"Ils m'ont volé ma mère. Ils l'ont utilisée comme cobaye humain. Ils lui ont ôté ses émotions".

Alison Steel
© Christinne Muschi/Postmedia Network
Alison Steel tient une photo de sa mère, Jean Steel, chez elle à Knowlton, Québec, le 10 novembre 2017.
Le 9 octobre 1957, le Dr Ewen Cameron, psychiatre d'origine écossaise et directeur de l'Allan Memorial Institute de l'Université McGill, à Montréal, a souligné que son patient de 33 ans, Jean Steel, en était à sa 23e journée de sommeil induite par la drogue.

Jean Steel avait subi quatre traitements électroconvulsifs d'une thérapie de choc. Plusieurs autres étaient prévus. Dans les jours précédents, alors qu'elle était éveillée, elle avait fait preuve d'une certaine agressivité à l'égard du personnel, le comportement de Cameron avait besoin d'exprimer devait être "brisé".

Il se demanda s'il ne serait pas souhaitable pour elle de regarder un "film où l'hostilité était bien exprimée", comme une façon de régler sa propre "hostilité". Un bibliothécaire fut chargé de trouver quelque chose d'approprié. Elle n'avait pas été pesée depuis plusieurs semaines. On a relevé la température de ses "lobes d'oreilles et de ses pieds".
Jean Steel
© Christinne Muschi /Postmedia Network
Photo de Jean Steel prise vers ses 70 ans avec son mari Garnet, chez elle à Knowlton, au Québec. Photo partagée par sa fille Alison Steel.

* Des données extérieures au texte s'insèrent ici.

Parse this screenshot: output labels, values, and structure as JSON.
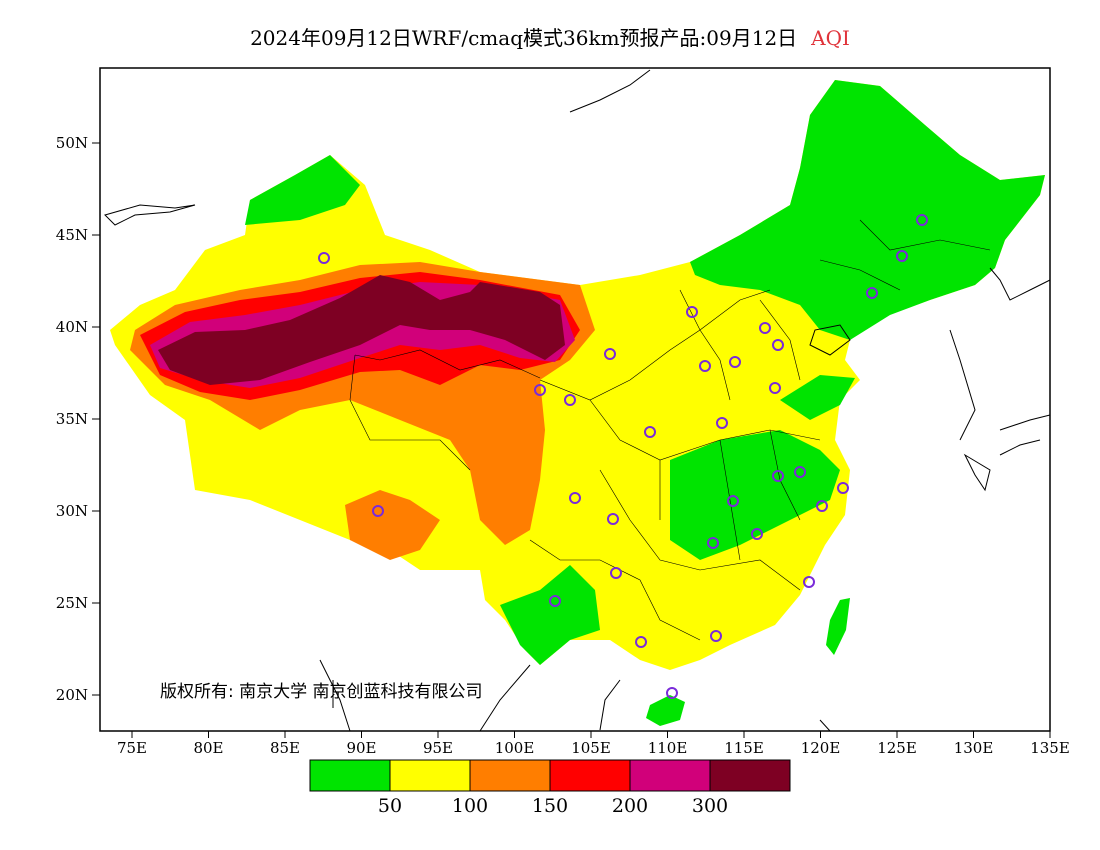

Le couple eut un enfant qui mourut quelques mois après sa naissance, mais en 1952, ils eurent une autre fille, Alison. Elle était belle et en bonne santé, mais Jeanie a trouvé qu'elle ne pouvait pas faire face. Elle sombra dans une mélancolie qui ne voulut pas disparaître. Ses parents de retour à Montréal ont commencé à se renseigner. Ils ont entendu parler de ce Dr Cameron à l'Allan, un ancien président de l'American Psychiatric Association. Ils ont entendu dire que c'était le meilleur. Jeanie Steel fut admise à l'IAM pour traitement le 1er mai 1957.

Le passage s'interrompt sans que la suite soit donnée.